Joseph Dahmen, an Architecture professor at the University of British Columbia, predicts that one-quarter of all detached homes in Vancouver are at risk of being torn down between now and 2030. His prediction was informed by a collaboration with mathematician Jens von Bergmann, who helped him develop a metric known as the “teardown index.” This index compares the value of land to the value of the home built on top of it.
With double digit dips in almost all categories this January compared to last, The BC Real Estate Association is claiming that BC’s housing market is righting itself to what it calls historic, long-term averages. Housing sales were down 23%, total sales value dropped 36.5% and the average price of a home is also down 17.5%.

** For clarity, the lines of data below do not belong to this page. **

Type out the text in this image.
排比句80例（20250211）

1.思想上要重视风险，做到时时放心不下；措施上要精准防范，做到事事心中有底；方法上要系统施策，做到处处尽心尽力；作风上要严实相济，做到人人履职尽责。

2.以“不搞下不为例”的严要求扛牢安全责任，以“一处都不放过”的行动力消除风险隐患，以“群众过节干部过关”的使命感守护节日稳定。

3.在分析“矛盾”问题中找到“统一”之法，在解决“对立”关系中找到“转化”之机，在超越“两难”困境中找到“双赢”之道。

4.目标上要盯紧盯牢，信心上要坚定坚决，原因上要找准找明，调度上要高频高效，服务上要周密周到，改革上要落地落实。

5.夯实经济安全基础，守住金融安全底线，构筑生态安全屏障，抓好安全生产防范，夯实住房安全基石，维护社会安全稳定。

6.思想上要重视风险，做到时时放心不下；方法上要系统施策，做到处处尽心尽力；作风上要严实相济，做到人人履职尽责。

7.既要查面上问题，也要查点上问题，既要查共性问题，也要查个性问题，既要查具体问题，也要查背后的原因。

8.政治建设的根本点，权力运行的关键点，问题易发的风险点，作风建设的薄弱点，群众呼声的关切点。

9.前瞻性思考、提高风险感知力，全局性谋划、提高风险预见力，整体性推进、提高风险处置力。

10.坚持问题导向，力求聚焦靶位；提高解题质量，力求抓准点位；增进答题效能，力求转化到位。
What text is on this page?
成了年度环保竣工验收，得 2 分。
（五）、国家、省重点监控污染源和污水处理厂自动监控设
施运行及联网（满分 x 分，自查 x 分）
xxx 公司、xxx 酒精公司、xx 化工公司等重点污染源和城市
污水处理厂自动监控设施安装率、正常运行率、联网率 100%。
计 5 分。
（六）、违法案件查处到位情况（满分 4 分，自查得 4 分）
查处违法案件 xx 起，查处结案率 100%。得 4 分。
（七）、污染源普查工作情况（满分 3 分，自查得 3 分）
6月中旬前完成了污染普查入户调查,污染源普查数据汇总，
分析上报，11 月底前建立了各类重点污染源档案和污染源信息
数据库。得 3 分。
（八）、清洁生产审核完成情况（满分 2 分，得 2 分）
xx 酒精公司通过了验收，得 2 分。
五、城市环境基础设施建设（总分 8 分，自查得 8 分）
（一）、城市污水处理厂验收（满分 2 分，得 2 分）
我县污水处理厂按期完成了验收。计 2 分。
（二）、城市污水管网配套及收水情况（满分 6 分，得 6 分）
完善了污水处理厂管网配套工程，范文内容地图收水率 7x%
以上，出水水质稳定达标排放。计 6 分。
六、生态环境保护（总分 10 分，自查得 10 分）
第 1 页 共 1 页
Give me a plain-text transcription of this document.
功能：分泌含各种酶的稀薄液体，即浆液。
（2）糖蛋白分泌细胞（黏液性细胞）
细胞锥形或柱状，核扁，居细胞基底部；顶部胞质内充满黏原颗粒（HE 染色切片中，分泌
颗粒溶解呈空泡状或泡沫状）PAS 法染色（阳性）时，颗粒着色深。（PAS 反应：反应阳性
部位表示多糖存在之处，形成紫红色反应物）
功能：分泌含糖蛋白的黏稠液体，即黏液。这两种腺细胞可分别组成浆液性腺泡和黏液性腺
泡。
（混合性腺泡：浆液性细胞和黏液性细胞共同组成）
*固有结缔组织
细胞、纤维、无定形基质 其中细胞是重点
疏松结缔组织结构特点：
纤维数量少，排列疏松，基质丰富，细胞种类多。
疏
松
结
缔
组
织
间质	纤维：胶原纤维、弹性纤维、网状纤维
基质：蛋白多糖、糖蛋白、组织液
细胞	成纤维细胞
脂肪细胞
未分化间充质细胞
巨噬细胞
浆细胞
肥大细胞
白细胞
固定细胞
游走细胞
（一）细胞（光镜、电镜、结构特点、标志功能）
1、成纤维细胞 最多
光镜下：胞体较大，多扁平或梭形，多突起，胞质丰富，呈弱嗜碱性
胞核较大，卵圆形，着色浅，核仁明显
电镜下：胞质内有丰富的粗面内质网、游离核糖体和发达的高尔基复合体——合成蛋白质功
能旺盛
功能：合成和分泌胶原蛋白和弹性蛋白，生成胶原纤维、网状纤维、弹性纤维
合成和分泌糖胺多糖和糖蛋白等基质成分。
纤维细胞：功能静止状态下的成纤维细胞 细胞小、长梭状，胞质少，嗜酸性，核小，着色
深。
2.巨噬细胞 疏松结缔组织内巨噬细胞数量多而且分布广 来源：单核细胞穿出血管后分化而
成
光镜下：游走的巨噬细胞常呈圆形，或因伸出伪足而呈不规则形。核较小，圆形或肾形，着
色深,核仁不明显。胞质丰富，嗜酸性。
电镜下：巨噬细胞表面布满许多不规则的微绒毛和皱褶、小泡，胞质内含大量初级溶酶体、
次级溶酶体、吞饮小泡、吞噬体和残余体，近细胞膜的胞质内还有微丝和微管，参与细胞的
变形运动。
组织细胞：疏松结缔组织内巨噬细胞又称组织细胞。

But despite the cloud of question marks hovering over Vancouver’s housing market, the price of a condo in the Greater Vancouver Area has risen, albiet by just 0.4% compared to last month. That said, the average $512,300 price tag of a Vancouver condo still represents a 15.6% rise year over year – still higher than Toronto’s “scorching hot” market which saw a rise of 14.5% over the same period.
More on Toronto’s “scortching hot” market: many experts are cautioning home buyers that the market is a runaway train – and it may be coming to a screeching halt. Based on factors like a shortage of supply and the blistering speed at which sales are happening (new listing sold in an average of 19 days in January), authorities such as Chris Kapches of Chesnut Park Real Estate Ltd. and the Bank of Montreal itself are warning home-buyers that Toronto’s housing market is in a bubble.